The theoretical implications are substantial:

  • Unified axiomatic foundation: Probability, causality, and counterfactual inference (including their interacting forms) are unified as extensions of the Kolmogorov measure-theoretic canon.
  • Greater generality: Models previously inexpressible (due to acyclicity, structural determinism, shared exogenous variables, or discrete state limitations) are now subsumed.
  • Explicit control of world-to-world relationships: The framework promotes explicit modeling of what precisely is "shared" between worlds and to what extent, opening research avenues for statistical, philosophical, and automated reasoning approaches to counterfactuals.
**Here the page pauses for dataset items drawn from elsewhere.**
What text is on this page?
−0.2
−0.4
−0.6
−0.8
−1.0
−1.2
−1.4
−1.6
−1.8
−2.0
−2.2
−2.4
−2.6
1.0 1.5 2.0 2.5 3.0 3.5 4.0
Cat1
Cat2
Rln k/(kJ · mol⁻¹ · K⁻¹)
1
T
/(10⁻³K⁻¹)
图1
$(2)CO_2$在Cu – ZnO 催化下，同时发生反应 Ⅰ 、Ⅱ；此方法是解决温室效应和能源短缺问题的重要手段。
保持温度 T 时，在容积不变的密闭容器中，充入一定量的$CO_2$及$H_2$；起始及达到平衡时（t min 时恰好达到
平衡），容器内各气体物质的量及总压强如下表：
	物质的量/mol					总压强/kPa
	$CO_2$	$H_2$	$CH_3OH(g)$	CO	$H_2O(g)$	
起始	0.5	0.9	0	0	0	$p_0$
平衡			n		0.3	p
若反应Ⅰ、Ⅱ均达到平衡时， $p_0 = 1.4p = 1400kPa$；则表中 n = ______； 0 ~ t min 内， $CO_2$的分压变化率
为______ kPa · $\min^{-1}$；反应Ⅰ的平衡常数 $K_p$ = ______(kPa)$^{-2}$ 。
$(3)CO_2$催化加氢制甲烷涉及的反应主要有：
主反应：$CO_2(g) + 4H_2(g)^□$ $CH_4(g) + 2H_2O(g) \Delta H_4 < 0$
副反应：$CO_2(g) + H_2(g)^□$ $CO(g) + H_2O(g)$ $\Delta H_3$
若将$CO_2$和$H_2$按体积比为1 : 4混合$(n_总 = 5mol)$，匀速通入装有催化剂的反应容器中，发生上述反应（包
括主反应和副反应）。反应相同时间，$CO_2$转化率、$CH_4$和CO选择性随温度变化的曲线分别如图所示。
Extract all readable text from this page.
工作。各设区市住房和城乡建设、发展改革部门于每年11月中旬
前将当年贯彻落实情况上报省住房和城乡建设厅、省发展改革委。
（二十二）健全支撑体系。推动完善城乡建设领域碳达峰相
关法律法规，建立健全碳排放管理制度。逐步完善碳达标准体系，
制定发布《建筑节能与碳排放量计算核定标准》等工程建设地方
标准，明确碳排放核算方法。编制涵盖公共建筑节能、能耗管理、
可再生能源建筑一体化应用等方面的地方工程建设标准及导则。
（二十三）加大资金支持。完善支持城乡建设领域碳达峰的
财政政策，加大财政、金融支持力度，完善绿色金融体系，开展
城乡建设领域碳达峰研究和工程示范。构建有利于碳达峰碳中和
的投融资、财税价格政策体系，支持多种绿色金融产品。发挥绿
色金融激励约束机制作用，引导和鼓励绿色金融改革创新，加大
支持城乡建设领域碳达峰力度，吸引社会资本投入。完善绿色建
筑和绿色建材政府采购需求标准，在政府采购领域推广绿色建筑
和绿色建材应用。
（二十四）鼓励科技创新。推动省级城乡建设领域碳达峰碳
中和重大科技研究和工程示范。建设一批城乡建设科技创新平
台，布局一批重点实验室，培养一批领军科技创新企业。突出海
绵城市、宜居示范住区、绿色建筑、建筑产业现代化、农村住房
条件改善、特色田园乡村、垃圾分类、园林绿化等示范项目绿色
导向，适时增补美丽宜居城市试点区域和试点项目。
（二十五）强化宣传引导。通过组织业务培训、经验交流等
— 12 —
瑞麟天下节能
Practically, the framework can shape the design of:

  • Quantitative counterfactual reasoning for machine learning, including generative models, XAI (explainability), and fairness (cf. [kusner2017counterfactual, garg2019counterfactual, rosenblatt2023counterfactual]).
  • Stochastic control, policy simulation, or legal/ethical analysis in settings where classical assumptions do not hold.
  • Applications in RL, healthcare, or economic modeling where interventions and "alternative histories" must be evaluated under complex or uncertain cross-world dependencies.

Implications for Future Research

The separation of counterfactual and interventional reasoning axes suggests new directions:

  • Actual causality: More precise forms of token causality can be formalized by relaxing synchrony or sharpening sufficiency/necessity conditions.
  • Mechanistic interpretability: Increased flexibility in world coupling supports robust mechanistic abstraction (cf. [geiger2025causal]), crucial for aligning LLMs and other generative systems with human-interpretable semantics.
  • Learning algorithms: Machine learning algorithms can be devised to estimate shared information structure—the counterfactual measure—directly from multi-world data or through sophisticated simulation protocols.

Conclusion

"Counterfactual Spaces" (2601.00507) introduces a mathematically rigorous, general, and axiomatic architecture for counterfactual reasoning situated within standard probability and measure theory, extending and clarifying prior causal modeling paradigms. The framework:

  • Allows for independent, flexible specification of interventions and counterfactuals.
  • Encodes a principled spectrum of information sharing across worlds, from independence to synchronization and intermediate couplings.
  • Strictly generalizes prior frameworks (SCMs, POs), removing restrictive assumptions while supporting a richer set of possible queries and modeling goals.

This axiomatization provides a robust foundation for future work in both the theory and application of counterfactual reasoning, especially in domains where classical assumptions cannot be maintained or empirical data is sparse, incomplete, or drawn from heterogeneous sources.